First, let me get this out of the way: There is lots of lurid sex and gory violence in this volume, as well as a liberal dose of black humor, and it is definitely not for children.
Alan Moore and Dave Gibbons asked, "Who watches the Watchmen?" Garth Ennis and Darick Robertson answered, "The Boys." This volume collects the first 6 issues of a comic book series about a task force the CIA has commissioned to deal with rogue superheroes.
In this world, superheroes are pretty common. The top dogs are the Seven, an analogue to the Justice League of America. They are corporately sponsored and appear to hold the moral high ground. But behind the scenes they bicker over money and popularity, and they also have seedy habits. Most of the superheroes act like celebrities and party like rock stars, abusing drugs and having exotic kinds of sex. The US government fears what happens when these superbeings forget abut their humanity and begin to abuse their power. So they contract with The Boys to keep the supers in check.

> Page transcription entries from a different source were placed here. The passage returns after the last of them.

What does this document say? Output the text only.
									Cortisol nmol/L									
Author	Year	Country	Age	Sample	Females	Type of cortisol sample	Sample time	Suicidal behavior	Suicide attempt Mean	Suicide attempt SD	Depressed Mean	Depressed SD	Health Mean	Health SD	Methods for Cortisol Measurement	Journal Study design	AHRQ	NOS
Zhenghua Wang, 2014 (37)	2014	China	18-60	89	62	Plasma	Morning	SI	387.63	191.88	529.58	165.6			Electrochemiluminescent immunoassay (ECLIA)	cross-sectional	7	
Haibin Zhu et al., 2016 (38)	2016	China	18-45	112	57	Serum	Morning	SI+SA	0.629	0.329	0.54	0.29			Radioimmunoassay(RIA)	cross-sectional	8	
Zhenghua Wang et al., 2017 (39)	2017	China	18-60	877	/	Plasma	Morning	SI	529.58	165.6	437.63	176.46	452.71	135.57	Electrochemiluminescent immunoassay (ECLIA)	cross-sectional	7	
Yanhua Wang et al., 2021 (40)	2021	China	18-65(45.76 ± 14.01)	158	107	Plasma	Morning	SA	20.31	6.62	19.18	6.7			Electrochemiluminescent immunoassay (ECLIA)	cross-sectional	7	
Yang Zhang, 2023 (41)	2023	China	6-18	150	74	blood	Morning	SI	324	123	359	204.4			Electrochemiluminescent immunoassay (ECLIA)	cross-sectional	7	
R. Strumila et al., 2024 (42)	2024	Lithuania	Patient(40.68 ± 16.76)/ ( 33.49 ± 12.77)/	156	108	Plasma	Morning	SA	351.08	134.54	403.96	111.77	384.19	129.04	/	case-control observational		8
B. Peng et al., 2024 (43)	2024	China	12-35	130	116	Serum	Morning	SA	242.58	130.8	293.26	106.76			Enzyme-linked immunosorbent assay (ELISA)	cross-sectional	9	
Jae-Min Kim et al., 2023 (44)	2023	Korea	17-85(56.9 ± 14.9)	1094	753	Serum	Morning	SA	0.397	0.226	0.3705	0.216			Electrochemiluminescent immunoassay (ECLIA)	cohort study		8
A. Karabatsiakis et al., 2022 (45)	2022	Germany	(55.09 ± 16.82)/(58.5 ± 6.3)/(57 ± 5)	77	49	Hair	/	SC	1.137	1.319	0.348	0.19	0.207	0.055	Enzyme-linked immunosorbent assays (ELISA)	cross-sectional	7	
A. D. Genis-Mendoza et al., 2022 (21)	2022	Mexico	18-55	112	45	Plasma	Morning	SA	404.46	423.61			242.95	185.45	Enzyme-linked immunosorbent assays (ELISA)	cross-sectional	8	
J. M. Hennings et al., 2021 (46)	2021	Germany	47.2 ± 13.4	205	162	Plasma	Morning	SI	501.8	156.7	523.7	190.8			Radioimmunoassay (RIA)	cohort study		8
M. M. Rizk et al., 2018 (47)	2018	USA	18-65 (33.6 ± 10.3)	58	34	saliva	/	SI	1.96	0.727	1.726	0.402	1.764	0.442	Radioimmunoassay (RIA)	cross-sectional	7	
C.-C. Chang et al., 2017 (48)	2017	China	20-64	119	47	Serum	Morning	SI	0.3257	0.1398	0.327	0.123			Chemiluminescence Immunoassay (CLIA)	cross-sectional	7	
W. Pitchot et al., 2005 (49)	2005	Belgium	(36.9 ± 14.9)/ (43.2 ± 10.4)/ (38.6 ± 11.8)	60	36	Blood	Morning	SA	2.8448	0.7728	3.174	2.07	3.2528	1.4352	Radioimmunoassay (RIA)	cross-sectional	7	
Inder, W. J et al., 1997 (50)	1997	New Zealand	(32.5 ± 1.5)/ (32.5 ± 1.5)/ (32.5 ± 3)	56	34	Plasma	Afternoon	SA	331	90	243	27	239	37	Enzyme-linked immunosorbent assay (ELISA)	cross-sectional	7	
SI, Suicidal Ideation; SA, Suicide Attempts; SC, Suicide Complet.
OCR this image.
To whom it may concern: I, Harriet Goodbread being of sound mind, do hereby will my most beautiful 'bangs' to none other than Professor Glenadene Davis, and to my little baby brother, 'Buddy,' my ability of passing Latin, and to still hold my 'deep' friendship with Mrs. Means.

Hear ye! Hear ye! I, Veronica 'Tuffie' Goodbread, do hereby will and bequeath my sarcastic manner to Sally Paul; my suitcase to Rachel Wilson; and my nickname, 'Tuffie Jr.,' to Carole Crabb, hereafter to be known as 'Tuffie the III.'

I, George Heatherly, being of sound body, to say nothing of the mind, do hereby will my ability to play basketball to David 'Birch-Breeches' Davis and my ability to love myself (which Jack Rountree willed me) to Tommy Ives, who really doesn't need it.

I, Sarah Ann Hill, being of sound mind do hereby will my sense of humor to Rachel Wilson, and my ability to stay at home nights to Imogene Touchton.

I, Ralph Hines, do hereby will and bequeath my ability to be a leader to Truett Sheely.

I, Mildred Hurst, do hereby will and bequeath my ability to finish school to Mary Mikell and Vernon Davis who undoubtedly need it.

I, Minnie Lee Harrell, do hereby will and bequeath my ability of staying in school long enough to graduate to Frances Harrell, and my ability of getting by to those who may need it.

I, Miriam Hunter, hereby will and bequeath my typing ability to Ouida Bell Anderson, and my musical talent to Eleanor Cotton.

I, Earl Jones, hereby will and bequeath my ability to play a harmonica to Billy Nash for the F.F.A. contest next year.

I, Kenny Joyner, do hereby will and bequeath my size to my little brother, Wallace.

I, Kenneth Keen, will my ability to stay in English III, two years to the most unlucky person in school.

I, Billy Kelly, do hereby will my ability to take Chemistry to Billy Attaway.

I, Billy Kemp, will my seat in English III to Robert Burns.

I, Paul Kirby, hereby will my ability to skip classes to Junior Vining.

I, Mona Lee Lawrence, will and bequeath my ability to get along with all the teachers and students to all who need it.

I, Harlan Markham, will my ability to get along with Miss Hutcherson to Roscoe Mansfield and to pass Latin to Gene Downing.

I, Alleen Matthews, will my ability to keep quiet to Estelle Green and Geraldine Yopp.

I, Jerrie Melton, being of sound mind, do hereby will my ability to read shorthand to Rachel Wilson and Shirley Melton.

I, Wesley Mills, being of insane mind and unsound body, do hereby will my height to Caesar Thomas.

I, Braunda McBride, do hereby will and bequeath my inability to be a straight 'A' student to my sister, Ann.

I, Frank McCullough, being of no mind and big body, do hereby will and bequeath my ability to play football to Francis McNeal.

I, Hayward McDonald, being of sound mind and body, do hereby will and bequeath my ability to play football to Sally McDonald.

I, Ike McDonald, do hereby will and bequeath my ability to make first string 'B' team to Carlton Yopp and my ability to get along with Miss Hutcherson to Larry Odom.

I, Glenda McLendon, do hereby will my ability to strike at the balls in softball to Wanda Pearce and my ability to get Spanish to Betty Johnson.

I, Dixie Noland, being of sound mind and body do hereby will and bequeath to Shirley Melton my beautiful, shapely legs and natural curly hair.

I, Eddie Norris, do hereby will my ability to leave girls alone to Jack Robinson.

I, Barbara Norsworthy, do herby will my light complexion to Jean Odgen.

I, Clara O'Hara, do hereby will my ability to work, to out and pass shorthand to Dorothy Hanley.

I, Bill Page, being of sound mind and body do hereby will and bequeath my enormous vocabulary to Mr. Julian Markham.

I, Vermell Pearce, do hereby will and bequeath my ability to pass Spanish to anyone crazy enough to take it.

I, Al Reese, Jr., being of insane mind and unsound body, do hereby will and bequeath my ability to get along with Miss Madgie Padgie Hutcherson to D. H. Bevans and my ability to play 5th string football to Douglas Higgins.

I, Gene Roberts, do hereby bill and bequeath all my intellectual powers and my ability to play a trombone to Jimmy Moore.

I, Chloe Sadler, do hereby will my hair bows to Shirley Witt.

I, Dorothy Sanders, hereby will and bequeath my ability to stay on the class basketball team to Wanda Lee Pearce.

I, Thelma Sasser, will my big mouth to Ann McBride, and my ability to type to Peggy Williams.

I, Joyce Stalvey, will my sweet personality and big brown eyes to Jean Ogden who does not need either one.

The story revolves around the leader of the group, Butcher, gathering his old mates Mother's Milk, the Frenchman, the Female of the Species (yes, the lone woman) to rejoin his mission to make the worlds safe for humans. A large part of the story also involves him trying to recruit a new member, Wee Hughie, to round out the quintet. The Boys are a motley crew. Butcher is scheming and strategic but not very details oriented. Mother's Milk is the calm center. The Frenchman is alternately loving and volatile. The Female is mysterious, quiet, and perhaps the deadliest of all. Wee Hughie is a pretty average guy, and his look is based on actor Simon Pegg (before he got famous in Shaun of the Dead). All of them can handle themselves well in a fight.
Author Garth Ennis has written a great number of comics, including the Punisher and Preacher. He is not a great fan of superheroes and many of his tales are violent and irreverent toward them. Darick Robertson provides the art for the series. He is most famous as the co-creator of Transmetropolitan, a sci-fi series following the exploits of a futuristic gonzo reporter, but has drawn a great number of superhero comics. He provides a very realistic, detailed style.
The series is currently published by Dynamite Entertainment. It was nominated for an Eisner Award for best continuing series in 2008. Reviews of this volume are largely positive, ranging from calling it a "guilty pleasure" as in this one from Adam McGovern, to calling it a "must read" at the Weekly Crisis, to a more reserved response from Andy at Grovel.